Synergies. Waste management companies are always looking for ways to optimize overhead and costs. The larger companies are able to leverage its vertical integration between collection and landfill to reduce costs and create efficiencies. Smaller competitors who do not own the landfill are subject to price increases and do not have the same leverage as a larger player does.
BIN's strategy is to enter the market and vertically integrate landfill, transfer station and collection operations to create efficiency and profitability. By focusing on a specific geographic area, BIN can capture the most margin. Currently BIN has about 35% of its business in landfill and transfer stations compared to 26% for RSG and 29% for WMI. BIN in the future will be focusing on acquiring more collection assets which carry a higher return on capital to optimize their landfill strengths. Acquisitions will be a key part of this strategy and fortunately the mutliples have come down dramatically to help BIN achieve these goals.

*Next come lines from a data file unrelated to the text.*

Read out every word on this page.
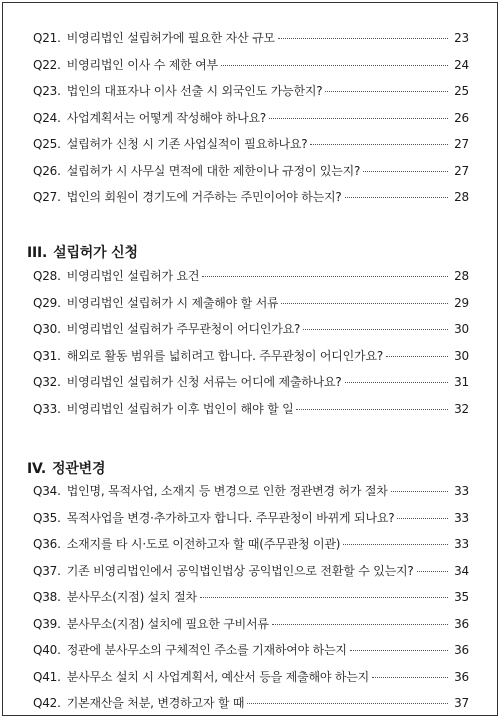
Q21. 비영리법인 설립허가에 필요한 자산 규모	23
Q22. 비영리법인 이사 수 제한 여부	24
Q23. 법인의 대표자나 이사 선출 시 외국인도 가능한지?	25
Q24. 사업계획서는 어떻게 작성해야 하나요?	26
Q25. 설립허가 신청 시 기존 사업실적이 필요하나요?	27
Q26. 설립허가 시 사무실 면적에 대한 제한이나 규정이 있는지?	27
Q27. 법인의 회원이 경기도에 거주하는 주민이어야 하는지?	28
III. 설립허가 신청
Q28. 비영리법인 설립허가 요건	28
Q29. 비영리법인 설립허가 시 제출해야 할 서류	29
Q30. 비영리법인 설립허가 주무관청이 어디인가요?	30
Q31. 해외로 활동 범위를 넓히려고 합니다. 주무관청이 어디인가요?	30
Q32. 비영리법인 설립허가 신청 서류는 어디에 제출하나요?	31
Q33. 비영리법인 설립허가 이후 법인이 해야 할 일	32
IV. 정관변경
Q34. 법인명, 목적사업, 소재지 등 변경으로 인한 정관변경 허가 절차	33
Q35. 목적사업을 변경·추가하고자 합니다. 주무관청이 바뀌게 되나요?	33
Q36. 소재지를 타 시·도로 이전하고자 할 때(주무관청 이관)	33
Q37. 기존 비영리법인에서 공익법인법상 공익법인으로 전환할 수 있는지?	34
Q38. 분사무소(지점) 설치 절차	35
Q39. 분사무소(지점) 설치에 필요한 구비서류	36
Q40. 정관에 분사무소의 구체적인 주소를 기재하여야 하는지	36
Q41. 분사무소 설치 시 사업계획서, 예산서 등을 제출해야 하는지	36
Q42. 기본재산을 처분, 변경하고자 할 때	37
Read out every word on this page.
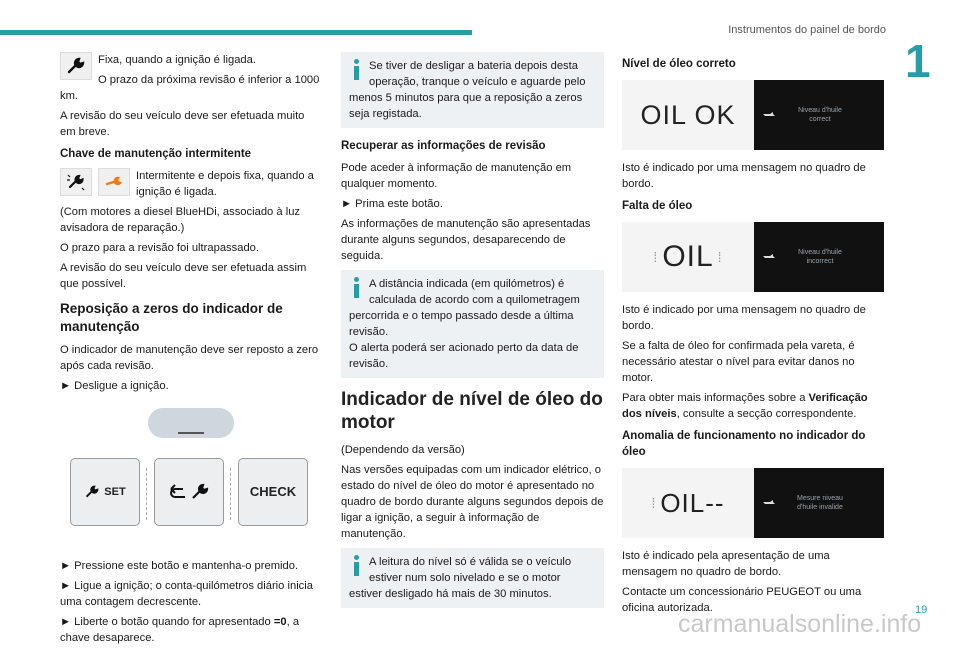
Instrumentos do painel de bordo
1

Fixa, quando a ignição é ligada.

O prazo da próxima revisão é inferior a 1000 km.

A revisão do seu veículo deve ser efetuada muito em breve.

Chave de manutenção intermitente

Intermitente e depois fixa, quando a ignição é ligada.

(Com motores a diesel BlueHDi, associado à luz avisadora de reparação.)

O prazo para a revisão foi ultrapassado.

A revisão do seu veículo deve ser efetuada assim que possível.

Reposição a zeros do indicador de manutenção

O indicador de manutenção deve ser reposto a zero após cada revisão.

► Desligue a ignição.

SET	CHECK

► Pressione este botão e mantenha-o premido.

► Ligue a ignição; o conta-quilómetros diário inicia uma contagem decrescente.

► Liberte o botão quando for apresentado =0, a chave desaparece.

Se tiver de desligar a bateria depois desta operação, tranque o veículo e aguarde pelo menos 5 minutos para que a reposição a zeros seja registada.
Recuperar as informações de revisão

Pode aceder à informação de manutenção em qualquer momento.

► Prima este botão.

As informações de manutenção são apresentadas durante alguns segundos, desaparecendo de seguida.

A distância indicada (em quilómetros) é calculada de acordo com a quilometragem percorrida e o tempo passado desde a última revisão.
O alerta poderá ser acionado perto da data de revisão.
Indicador de nível de óleo do motor

(Dependendo da versão)

Nas versões equipadas com um indicador elétrico, o estado do nível de óleo do motor é apresentado no quadro de bordo durante alguns segundos depois de ligar a ignição, a seguir à informação de manutenção.

A leitura do nível só é válida se o veículo estiver num solo nivelado e se o motor estiver desligado há mais de 30 minutos.
Nível de óleo correto
OIL OK	Niveau d'huile
correct

Isto é indicado por uma mensagem no quadro de bordo.

Falta de óleo
⁞ OIL ⁞	Niveau d'huile
incorrect

Isto é indicado por uma mensagem no quadro de bordo.

Se a falta de óleo for confirmada pela vareta, é necessário atestar o nível para evitar danos no motor.

Para obter mais informações sobre a Verificação dos níveis, consulte a secção correspondente.

Anomalia de funcionamento no indicador do óleo
⁞ OIL--	Mesure niveau
d'huile invalide

Isto é indicado pela apresentação de uma mensagem no quadro de bordo.

Contacte um concessionário PEUGEOT ou uma oficina autorizada.

carmanualsonline.info
19
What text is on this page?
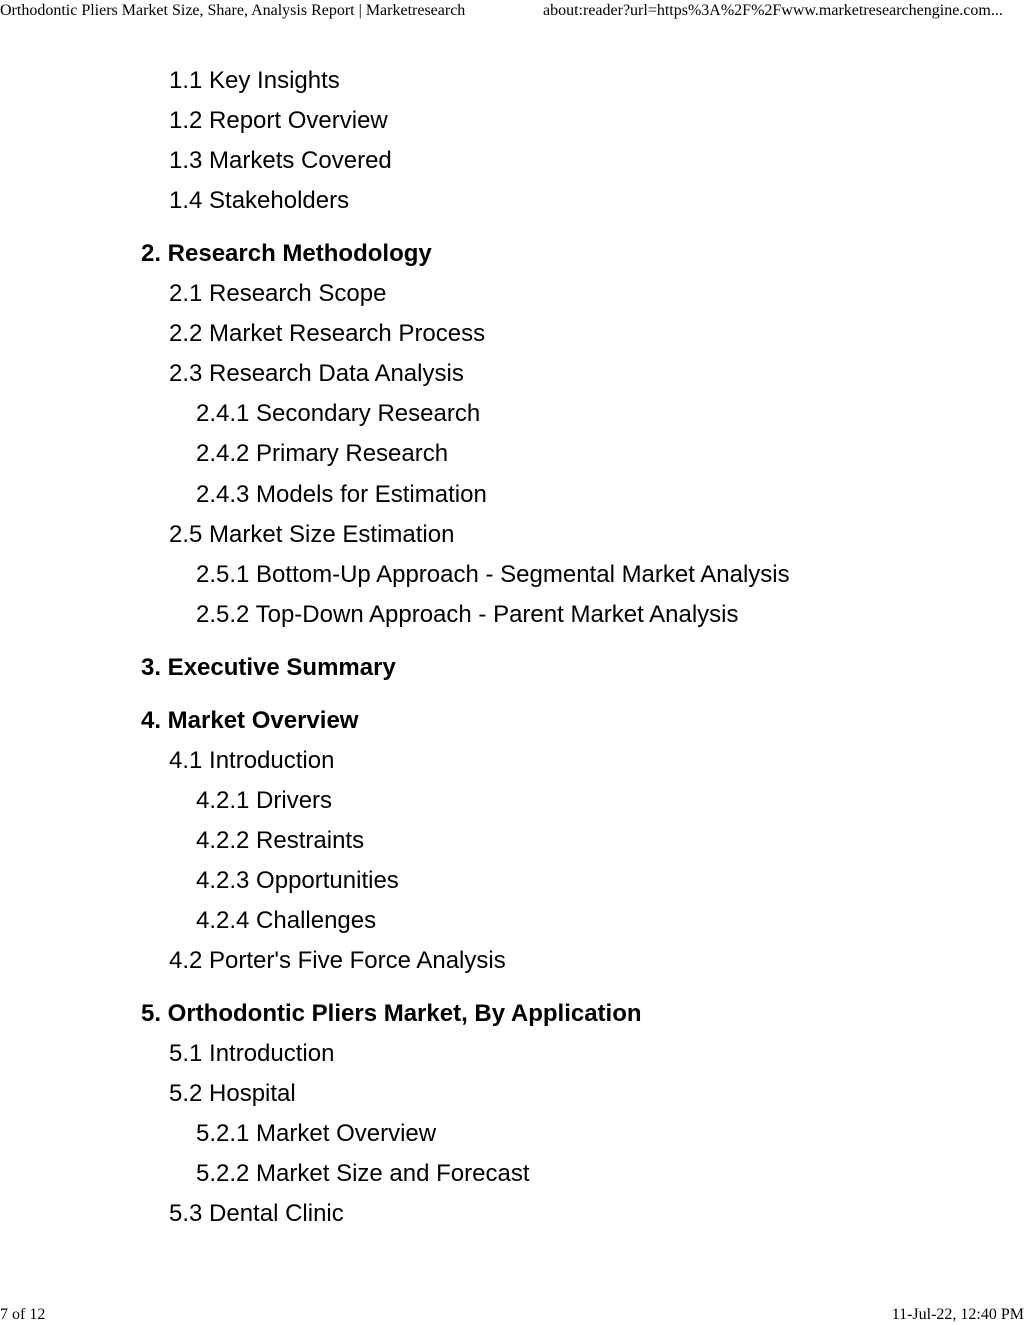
Orthodontic Pliers Market Size, Share, Analysis Report | Marketresearch	about:reader?url=https%3A%2F%2Fwww.marketresearchengine.com...
1.1 Key Insights
1.2 Report Overview
1.3 Markets Covered
1.4 Stakeholders
2. Research Methodology
2.1 Research Scope
2.2 Market Research Process
2.3 Research Data Analysis
2.4.1 Secondary Research
2.4.2 Primary Research
2.4.3 Models for Estimation
2.5 Market Size Estimation
2.5.1 Bottom-Up Approach - Segmental Market Analysis
2.5.2 Top-Down Approach - Parent Market Analysis
3. Executive Summary
4. Market Overview
4.1 Introduction
4.2.1 Drivers
4.2.2 Restraints
4.2.3 Opportunities
4.2.4 Challenges
4.2 Porter's Five Force Analysis
5. Orthodontic Pliers Market, By Application
5.1 Introduction
5.2 Hospital
5.2.1 Market Overview
5.2.2 Market Size and Forecast
5.3 Dental Clinic
7 of 12	11-Jul-22, 12:40 PM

BINs recent equity raise, most recently $150mm last week, serves to deleverage the balance sheet to prepare for growth and acqusitions in the US. Raising equity also provided a good opportunity to be listed in the US where it trades a discount to comps on a EV/EBITDA and Price to Free Cash flow.
The best way to analyze the company is to look at Price to FCF, EV/EBITDA or even EV/(EBITDA less maintenance capex). Currently BIN trades at almost a 14% FCF yield, and 5.4 EV/EBITDA, and on an EV/(EBITDA less maintenance capex), it trades at 8.6X.
Comparables all trade at higher multiples. Both RSG and WMI trade at about a 10% FCF, and an EV/EBITDA of north of 6 bucks. One can argue that the group is cheap and has room to run as well. It is worth noting that BIN has also had higher organic growth over WMI and RSG over the past 4 years, and has seen a lower reduction in volume in Q1 (about 4% versus 8%). The reason for its better volume numbers is because it has less concentration in Industrial customers.
A unique quality of BIN is that investors receive a healthy dividend in 2009, to be followed up by a solid distribution policy in 2010. In 2009, BIN will pay $1.00 Canadian or about 90 cents US to its investors. Apporximately 45 cents is a regular dividend that will be maintained or increased in future years, while the other 45 cents is a special dividend which is left over from its Income Trust Days. The next dividend is at the end of the month for about 22.5 cents or 9% annualized.